尽管广东省农科院水稻所育种水平排在全国前列,但绝大多数品种由自办金稻种业有限公司负责开发,过去只有黄华占、粤晶丝苗、五山丝苗三个常规稻转让。该所副所长王丰介绍,所里对品种转让的态度是:首先满足金稻种业“研发一代、储藏一代、开发一代”的品种布局,金稻看中的品种一般不会转让。如果有些品种已通过审定两年,金稻还没有开发,或者某一代品种有富裕,可以考虑转让。

五丰优华占作为职业育种成果,它的去处决定权在水稻所,或许最终夺魁者并非这三家。这样的故事已有先例。

中国农科院作物所培育的玉米品种中单909,在2011年10月未审定前,便上演了一场品种争夺大战。起初有3家上市公司和3家准上市公司闻风而动,企图抢得经销权,报价每家预交1000万元“进门费”,还要保证4年内共同推广面积3200万亩。

一位知情专家告诉《农财宝典》记者,仔细考察发现中单909并没有超越全国第一大品种郑单958,一些企业开始退出,最后由北京中农良种、山东黎明种业、北京华奥物种和北京屯玉种业签单共同开发,“一次性转让费为1800万元,以及销售提成。”
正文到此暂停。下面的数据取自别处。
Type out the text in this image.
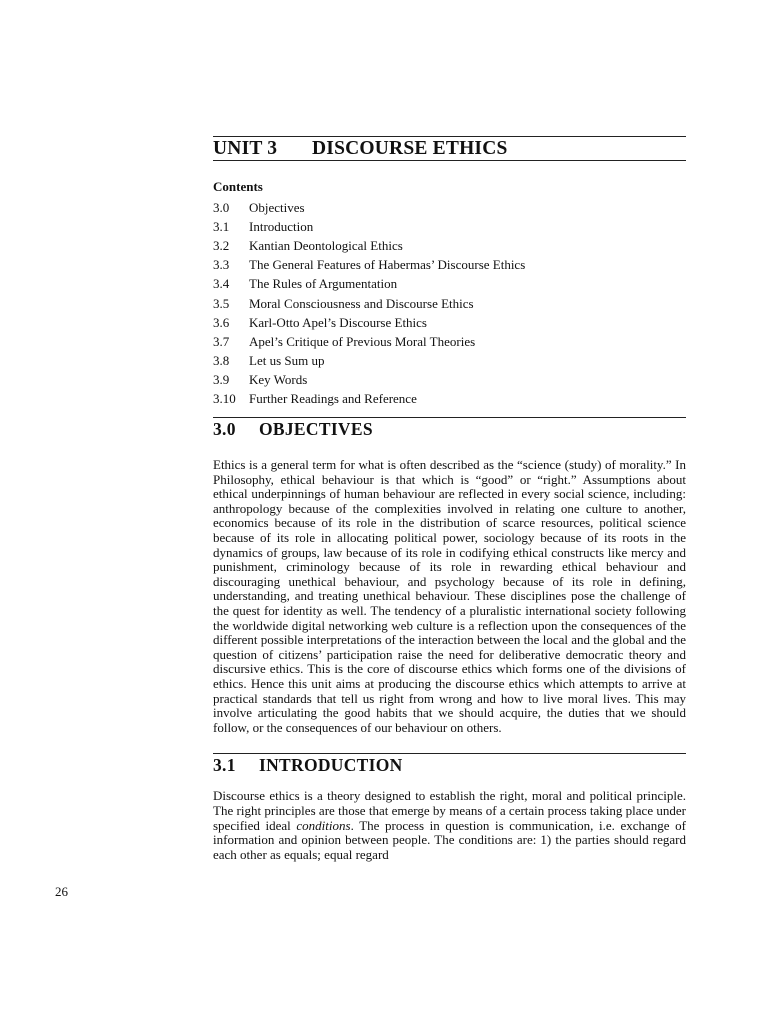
UNIT 3	DISCOURSE ETHICS
Contents
3.0	Objectives
3.1	Introduction
3.2	Kantian Deontological Ethics
3.3	The General Features of Habermas’ Discourse Ethics
3.4	The Rules of Argumentation
3.5	Moral Consciousness and Discourse Ethics
3.6	Karl-Otto Apel’s Discourse Ethics
3.7	Apel’s Critique of Previous Moral Theories
3.8	Let us Sum up
3.9	Key Words
3.10	Further Readings and Reference
3.0	OBJECTIVES

Ethics is a general term for what is often described as the “science (study) of morality.” In Philosophy, ethical behaviour is that which is “good” or “right.” Assumptions about ethical underpinnings of human behaviour are reflected in every social science, including: anthropology because of the complexities involved in relating one culture to another, economics because of its role in the distribution of scarce resources, political science because of its role in allocating political power, sociology because of its roots in the dynamics of groups, law because of its role in codifying ethical constructs like mercy and punishment, criminology because of its role in rewarding ethical behaviour and discouraging unethical behaviour, and psychology because of its role in defining, understanding, and treating unethical behaviour. These disciplines pose the challenge of the quest for identity as well. The tendency of a pluralistic international society following the worldwide digital networking web culture is a reflection upon the consequences of the different possible interpretations of the interaction between the local and the global and the question of citizens’ participation raise the need for deliberative democratic theory and discursive ethics. This is the core of discourse ethics which forms one of the divisions of ethics. Hence this unit aims at producing the discourse ethics which attempts to arrive at practical standards that tell us right from wrong and how to live moral lives. This may involve articulating the good habits that we should acquire, the duties that we should follow, or the consequences of our behaviour on others.

3.1	INTRODUCTION

Discourse ethics is a theory designed to establish the right, moral and political principle. The right principles are those that emerge by means of a certain process taking place under specified ideal conditions. The process in question is communication, i.e. exchange of information and opinion between people. The conditions are: 1) the parties should regard each other as equals; equal regard

26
另一转让故事更加充满戏剧性,上市公司敦煌种业通过受让洗白了侵权嫌疑。

武威市农业科学研究所(院)培育出的“吉祥1号”,算是国内第三大玉米品种,但合法制种面积只有2万亩左右,其余28万多亩都是非法和违规私繁。据举报到农业部的投诉信称至少62家参与侵权,2011年11月媒体报道称,敦煌种业和中种集团涉嫌侵权。有育种专家认为,“这可能是有史以来国内育种行业最大的侵权案。”

一个月后,敦煌种业公告称,以 2680万元的价格购买了“吉祥 1 号” 排他独占生产经营权。不仅从之前授权开发的两家公司手上横刀夺爱,而且通过受让抹掉了涉嫌侵权这一事实。

品种交易中那些斗智斗勇的做法,惊心动魄的经历,采访中参与过购买品种的人士都讳莫如深。

半公开化的交易

 

目前品种转让费最高价属郑单958,高达4000万元,10多个品种超过1000万元,而几万到几百万成交的品种数量数不胜数。

品种转让只是一种泛指,具体而言包括品种权转让、经营权转让,参与交易的品种一般都是已经获得或已经申请植物新品种保护。一旦品种培育人将品种权转让给他人,获取了转让费,自己不再享有品种权,企业可独自申报审定;经营权转让,品种权人自己不经营品种,而是许可他人生产经营,可以多家企业联合开发,独家买断或者区域买断等形式。

“转让经营权还是品种权,得双方商量确定。”李传国认为,企业想要品种权,专家也未必会愿意,毕竟品种权才是育种家合法权益的有力保障。据农业部植物新品种办公室统计,截止2011年10月底,我国品种权申请转让182件,占截止当日品种权申请总量的2%;品种权转让176件,占截止当日品种权授权总量的5%。

业内专家表示,品种权转让常见形式,是专家在报品审或申请新品种权之前签订品种权转让协议,而被视作自主研发品种,或者将品种命名与企业连在一起,“这部分交易一般是不会公开的。”

记者了解到,专家与企业间的私下交易也不容易露出水面。按规定,在职人员培育出的品种必须归科研单位,一旦转让出去,育种人能获得为20%-30%的转让费,但有的科研单位的育种人可能分文无收,而如果私下交易,转让费就完全归已了。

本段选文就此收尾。